Todo esto televisado en vivo y en directo, desde la Casa Blanca, donde la cámara no perdona ni un titubeo ni una pestañada: vale decir la información completa. El presidente no tiene derecho a ocultar nada ni a mentir a los ciudadanos que lo eligieron. En Chile es impensable el jerarca que se proponga este problema porque nosotros no tenemos el derecho a saber la verdad. Ni siquiera el derecho a la información. El actual .estado de sitio ha cerrado cinco revistas y el periódico principal, El Mercurio, pertenece al Gobierno. ¿Qué podemos saber de lo que ocurre en las altas esferas, entonces? ¿Qué, quiénes somos, dónde estamos, qué sucede adentro del país o afuera, y cómo se relacionan, cuál es nuestro destino y quiénes y para qué lo rigen?

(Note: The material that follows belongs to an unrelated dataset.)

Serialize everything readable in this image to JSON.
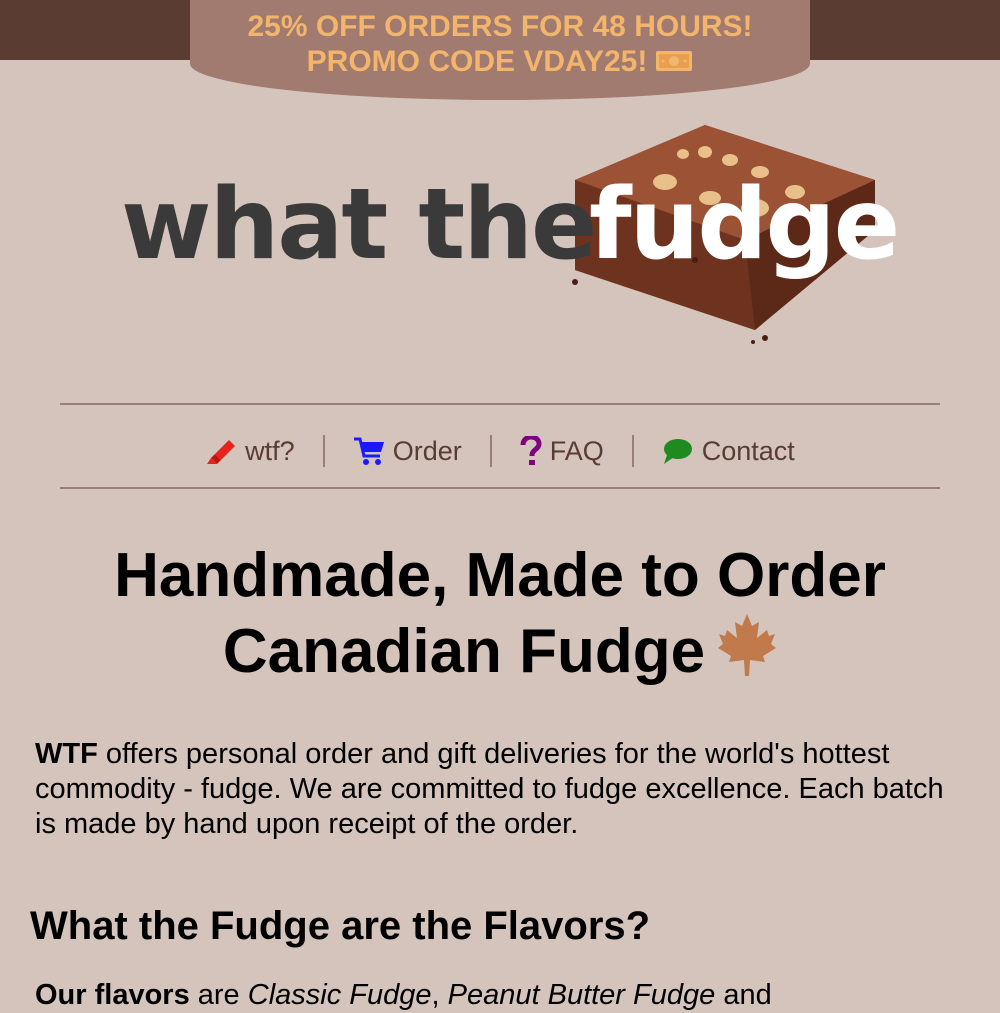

En medio del maravilloso mármol imperial de Washington, que de pronto -aunque fugazmente- parece adquirir un sentido, adquirimos una medida de la fuerza de este imperio, capaz de sufrir todas las afrentas y de ejercer no pocos abusos. Es que en las dictaduras de izquierda y de derecha, esencialmente frágiles porque no tienen poder para autogenerar su cesión y tradición y mueren con el caudillo, se mantienen en su lugar por la falta de información, y quitarle así su identidad al pueblo, que sin saber qué es ni quién es, queda privado de su fuerza: tener acceso a la verdad, a través de la Prensa, es el primer derecho de la democracia.